But then I look at all the other teams in the postseason, and see all the holes they have. The tendency among many fans is to just focus on the weaknesses of their own teams, and to pay no attention to the gaping holes on the opponent. There’s never been a perfect team, but if you look at all the potential opponents, I think the Dodgers are either a lot or a bit better this season.

As for the playoff roster, well, that will be announced after this newsletter gets sent to readers. I made my choices and prediction last week.

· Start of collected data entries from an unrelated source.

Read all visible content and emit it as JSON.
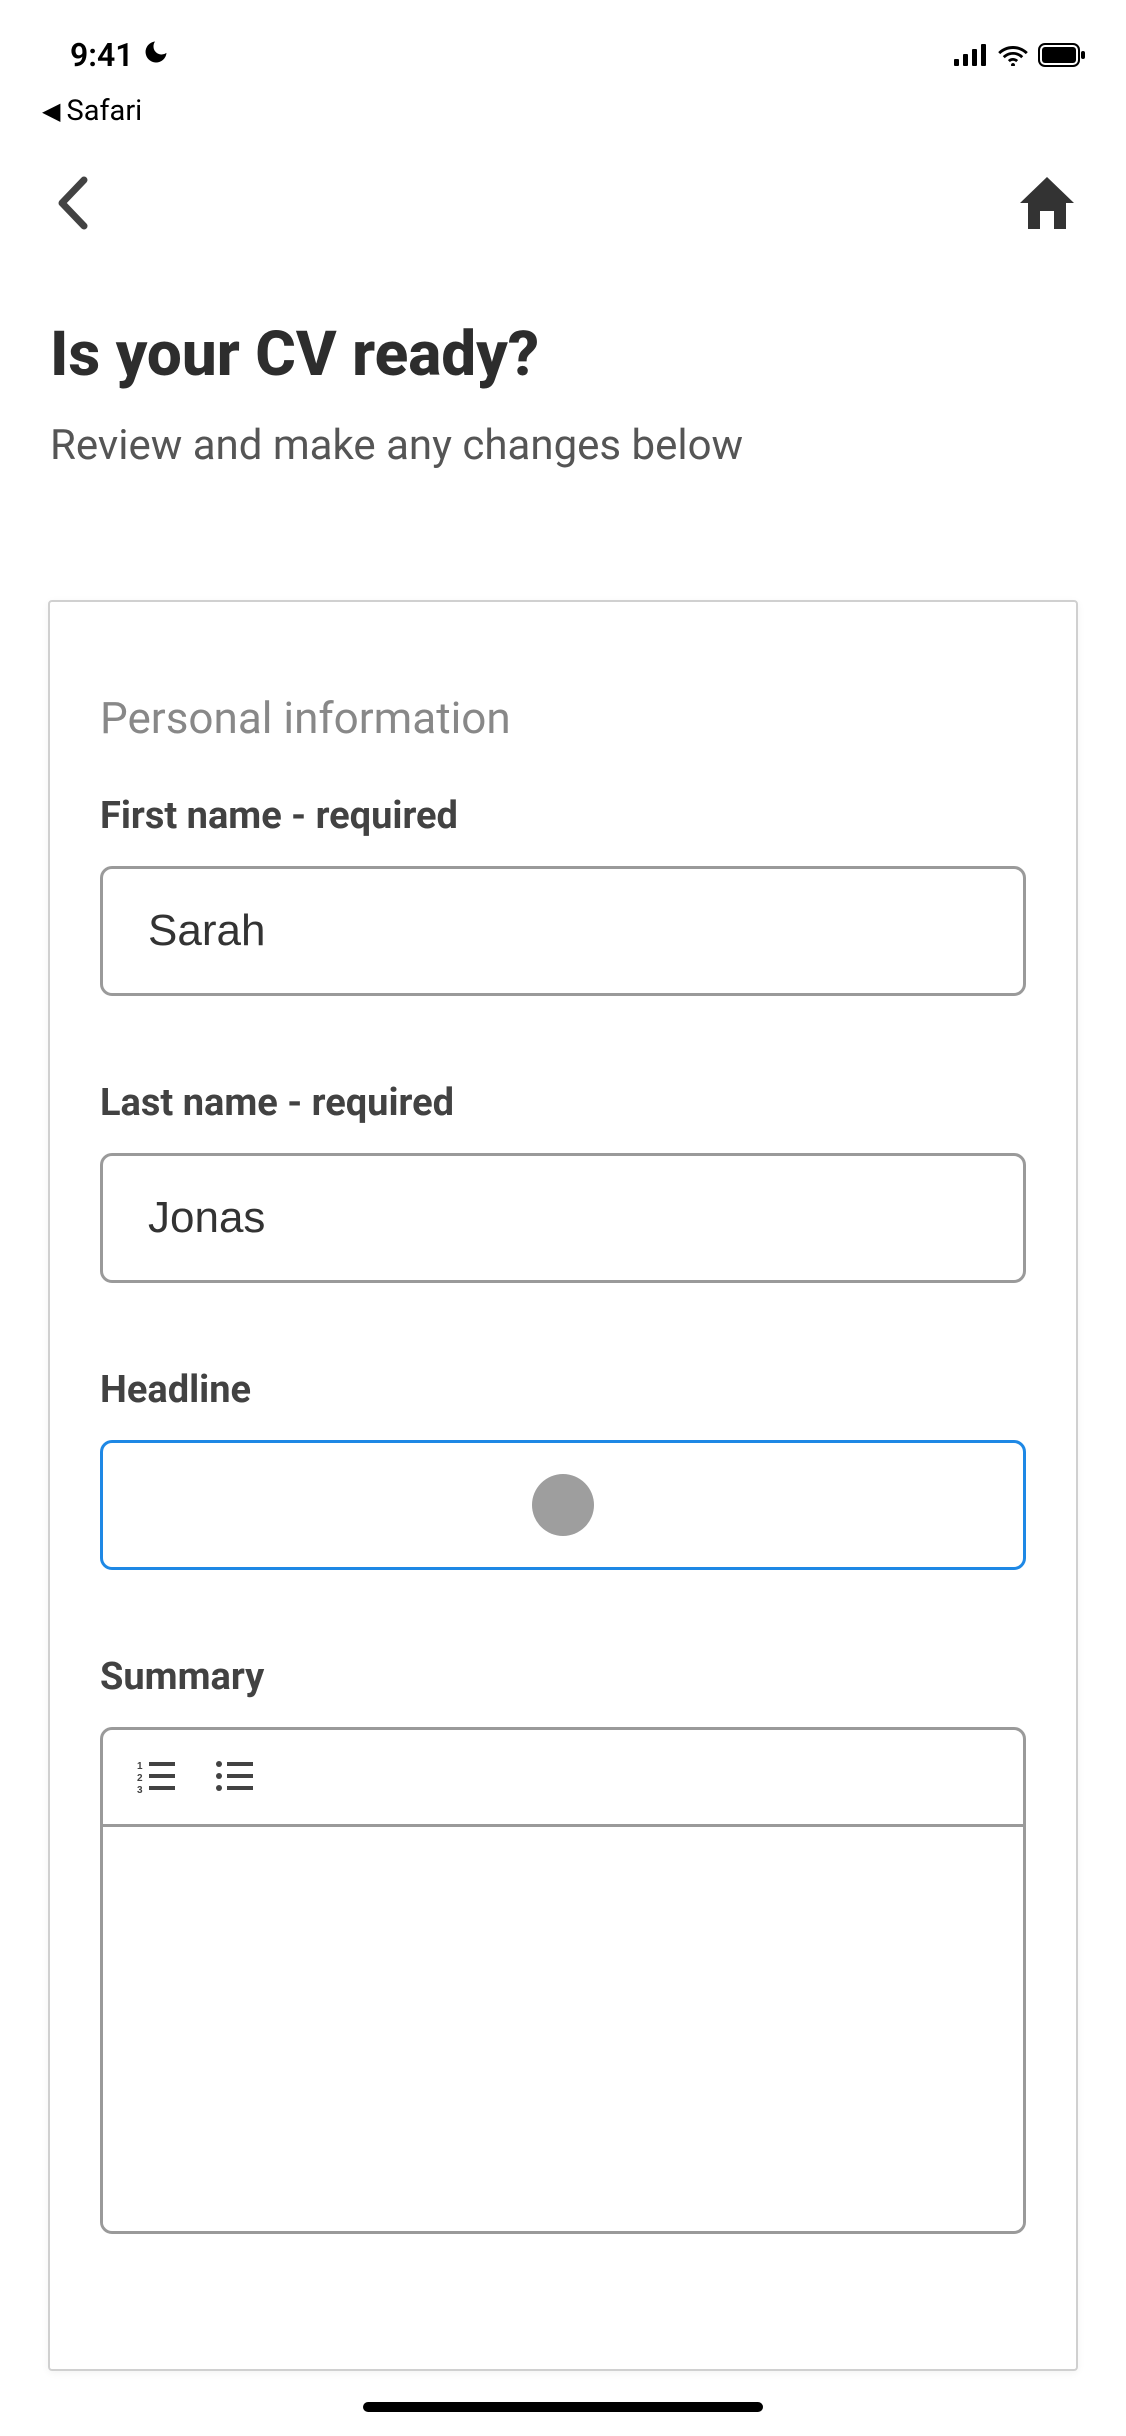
{
  "status_bar": {
    "time": "9:41",
    "back_app": "Safari"
  },
  "header": {
    "title": "Is your CV ready?",
    "subtitle": "Review and make any changes below"
  },
  "form": {
    "section_title": "Personal information",
    "first_name": {
      "label": "First name - required",
      "value": "Sarah"
    },
    "last_name": {
      "label": "Last name - required",
      "value": "Jonas"
    },
    "headline": {
      "label": "Headline",
      "value": ""
    },
    "summary": {
      "label": "Summary",
      "value": ""
    }
  }
}
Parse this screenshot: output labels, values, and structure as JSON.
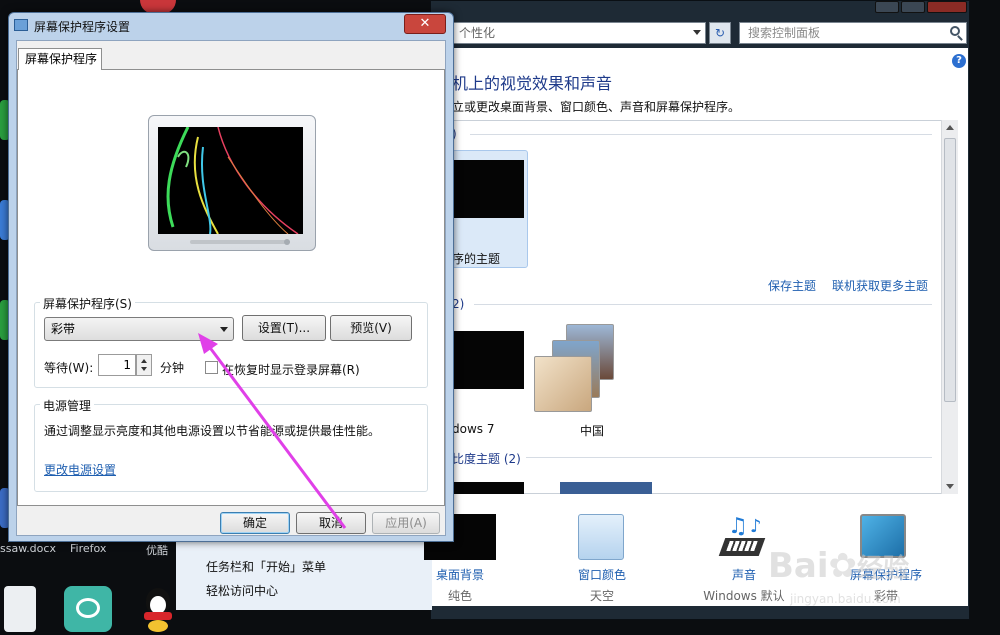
{
  "desktop": {
    "labels": [
      "ssaw.docx",
      "Firefox",
      "优酷"
    ]
  },
  "control_panel": {
    "address": "个性化",
    "search_placeholder": "搜索控制面板",
    "heading": "机上的视觉效果和声音",
    "subheading": "立或更改桌面背景、窗口颜色、声音和屏幕保护程序。",
    "group1_count": ")",
    "selected_theme_label": "序的主题",
    "save_theme": "保存主题",
    "get_more_themes": "联机获取更多主题",
    "group2_count": "2)",
    "theme_win7": "dows 7",
    "theme_china": "中国",
    "group3_label": "比度主题 (2)",
    "nav": [
      "任务栏和「开始」菜单",
      "轻松访问中心"
    ],
    "tiles": [
      {
        "label": "桌面背景",
        "sub": "纯色"
      },
      {
        "label": "窗口颜色",
        "sub": "天空"
      },
      {
        "label": "声音",
        "sub": "Windows 默认"
      },
      {
        "label": "屏幕保护程序",
        "sub": "彩带"
      }
    ]
  },
  "dialog": {
    "title": "屏幕保护程序设置",
    "tab": "屏幕保护程序",
    "screensaver_group": "屏幕保护程序(S)",
    "screensaver_value": "彩带",
    "settings_btn": "设置(T)...",
    "preview_btn": "预览(V)",
    "wait_label": "等待(W):",
    "wait_value": "1",
    "minutes": "分钟",
    "resume_checkbox": "在恢复时显示登录屏幕(R)",
    "power_group": "电源管理",
    "power_desc": "通过调整显示亮度和其他电源设置以节省能源或提供最佳性能。",
    "power_link": "更改电源设置",
    "ok": "确定",
    "cancel": "取消",
    "apply": "应用(A)"
  },
  "watermark": {
    "brand": "Bai",
    "brand2": "经验",
    "url": "jingyan.baidu.com"
  },
  "colors": {
    "link": "#1f5fb0",
    "annotation_arrow": "#e040e8"
  }
}
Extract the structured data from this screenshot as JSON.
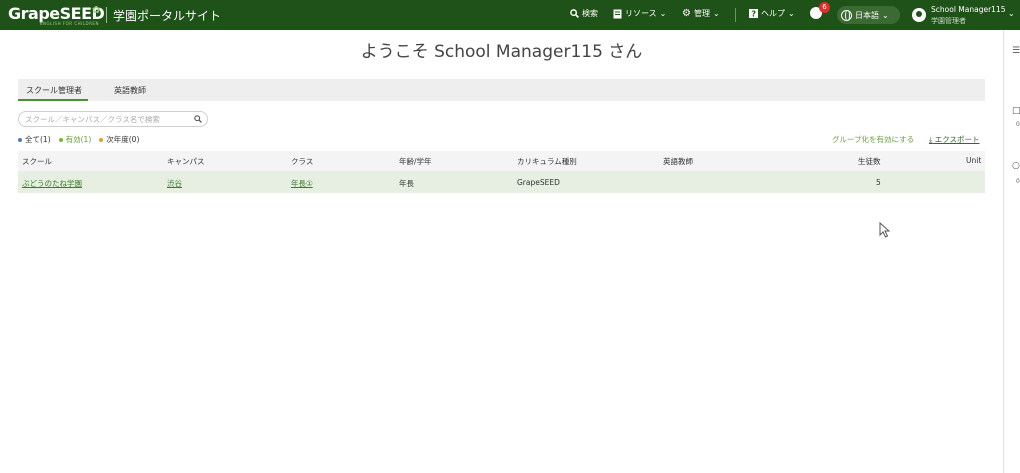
{
  "header": {
    "logo_text": "GrapeSEED",
    "logo_tagline": "ENGLISH FOR CHILDREN",
    "portal_title": "学園ポータルサイト",
    "nav": {
      "search": "検索",
      "resources": "リソース",
      "admin": "管理",
      "help": "ヘルプ"
    },
    "notification_count": "6",
    "language": "日本語",
    "user_name": "School Manager115",
    "user_role": "学園管理者"
  },
  "welcome": "ようこそ School Manager115 さん",
  "tabs": [
    {
      "label": "スクール管理者",
      "active": true
    },
    {
      "label": "英語教師",
      "active": false
    }
  ],
  "search": {
    "placeholder": "スクール／キャンパス／クラス名で検索"
  },
  "filters": [
    {
      "label": "全て(1)",
      "color": "#4a7db8"
    },
    {
      "label": "有効(1)",
      "color": "#7cb342"
    },
    {
      "label": "次年度(0)",
      "color": "#e0a030"
    }
  ],
  "actions": {
    "group": "グループ化を有効にする",
    "export": "エクスポート"
  },
  "table": {
    "columns": [
      "スクール",
      "キャンパス",
      "クラス",
      "年齢/学年",
      "カリキュラム種別",
      "英語教師",
      "生徒数",
      "Unit"
    ],
    "rows": [
      {
        "school": "ぶどうのたね学園",
        "campus": "渋谷",
        "class": "年長①",
        "age": "年長",
        "curriculum": "GrapeSEED",
        "teacher": "",
        "students": "5",
        "unit": ""
      }
    ]
  },
  "rail": {
    "count_a": "0",
    "count_b": "0"
  }
}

Most of the spots are set, and the team will look at the best matchups against the Brewers to decide the final couple of spots.

Their wild-card opponent, the Milwaukee Brewers, certainly have their share of holes. Christian Yelich, who finished second to Bellinger in last season’s MVP voting, had a worse season than Bellinger this year, hitting .205/.356/.430. And he was one of the better offensive players on the team. Former Dodger Jedd Gyorko was arguably their best hitter, batting .248/.333/.504. And keep an eye on Daniel Vogelbach, who in 19 games hit .328/.418/.569 with four homers. The Brewers used 21 position players and only seven finished with an OPS+ of above 100 (meaning they were better than league average): Yelich, Gyorko, Vogelbach, Ryan Braun, Jace Peterson, Tyrone Taylor and Lorenzo Cain. Cain opted out of the season on Aug. 1 because of coronavirus concerns and had only 18 at-bats.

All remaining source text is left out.